The Double Life of Theatre
The concept of Third Theatre is probably the most innovative artistic idea of Eugenio Barba. Abandoning the theatre building and conventionally reacting audience in the middle of the 1970s, Odin Teatret aimed not only at refreshing the contact with spectators, but also at enhancing stronger bond of theatre with the society. Barba introduced principles of natural exchange into theatre practice – such as the one previously observed by sociologists and anthropologists in the circulation of gifts, driving social life. The ensemble, in its journeys, enters various societies, which often have never encountered theatre before; however, it does not blend into those societies, but through its performances, the very coming, and the presented style of bond, offers a gift – in exchange expecting participation of the local community in the form of its typical gatherings with feasts, orations, singing, dancing, and rites.
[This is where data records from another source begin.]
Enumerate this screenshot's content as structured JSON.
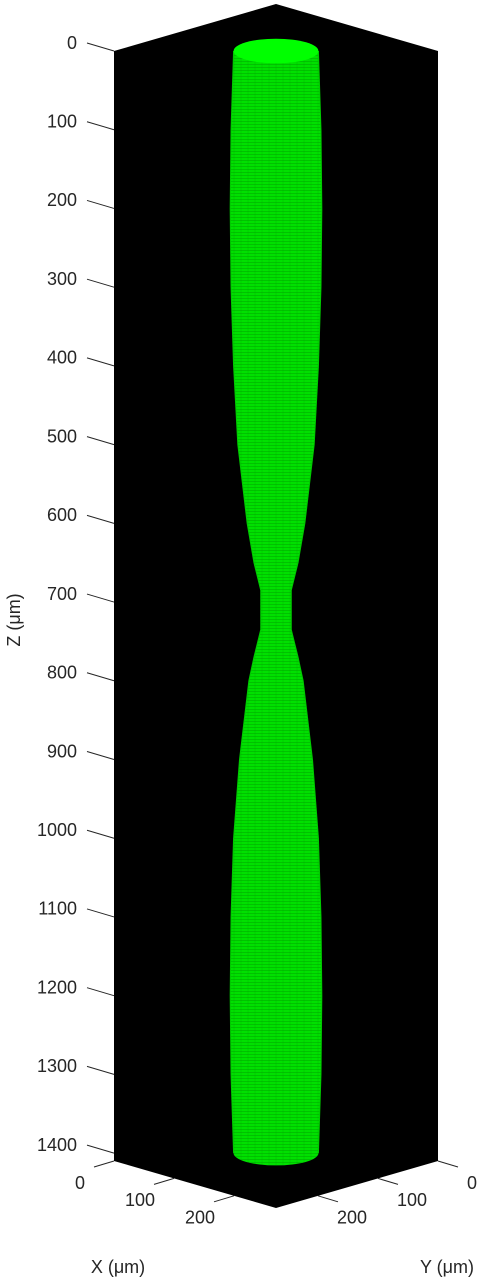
{
  "chart_data": {
    "type": "surface",
    "xlabel": "X (μm)",
    "ylabel": "Y (μm)",
    "zlabel": "Z (μm)",
    "xlim": [
      0,
      270
    ],
    "ylim": [
      0,
      270
    ],
    "zlim": [
      0,
      1410
    ],
    "xticks": [
      0,
      100,
      200
    ],
    "yticks": [
      0,
      100,
      200
    ],
    "zticks": [
      0,
      100,
      200,
      300,
      400,
      500,
      600,
      700,
      800,
      900,
      1000,
      1100,
      1200,
      1300,
      1400
    ],
    "z": [
      0,
      100,
      200,
      300,
      400,
      500,
      600,
      650,
      685,
      735,
      770,
      800,
      900,
      1000,
      1100,
      1200,
      1300,
      1400
    ],
    "radius": [
      50,
      53,
      54,
      53,
      50,
      45,
      34,
      26,
      18,
      18,
      26,
      32,
      43,
      50,
      53,
      54,
      53,
      50
    ],
    "color": "#00e000",
    "cap_color": "#00ff00",
    "background": "#000000"
  }
}
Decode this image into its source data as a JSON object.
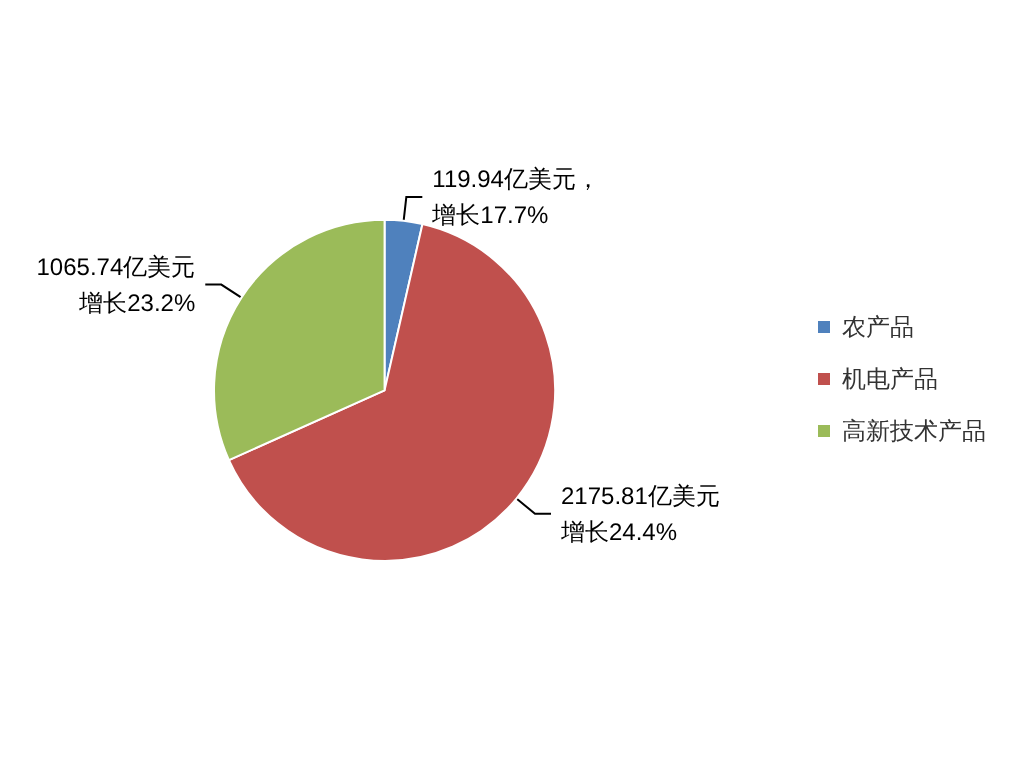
{
  "chart_data": {
    "type": "pie",
    "categories": [
      "农产品",
      "机电产品",
      "高新技术产品"
    ],
    "values": [
      119.94,
      2175.81,
      1065.74
    ],
    "colors": [
      "#4f81bd",
      "#c0504d",
      "#9bbb59"
    ],
    "value_labels": [
      "119.94亿美元，增长17.7%",
      "2175.81亿美元增长24.4%",
      "1065.74亿美元增长23.2%"
    ],
    "legend": "right"
  }
}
This double life of theatre – as both an artistic and a cultural phenomenon – becomes also apparent at the Festuge – a Holstebro fair organized by Odin Teatret since the late 1980s. Dozens of organizations and institutions – ethnic and religious minorities, churches and denominational communities, cultural and educational associations, sport clubs, veterans’ and occupational organizations, special interests groups, hospitals, and houses of care – all participate actively in this local festivity, in which the language of theatre serves as means of communication and facilitates intercultural integration. This has been demonstrated in the film by Davide Barletti and Jacopo Quadri The Country where Trees Fly, shot in Holstebro during the preparations for the 50th anniversary of Odin Teatret.
The functioning of Odin Teatret poses questions about the social functioning of theatre. Could theatre, as an alternative to the predominant models, serve as catalyst for the emergence of others? And how could it enhance cohabitation of linguistic, ethnic and religious minorities?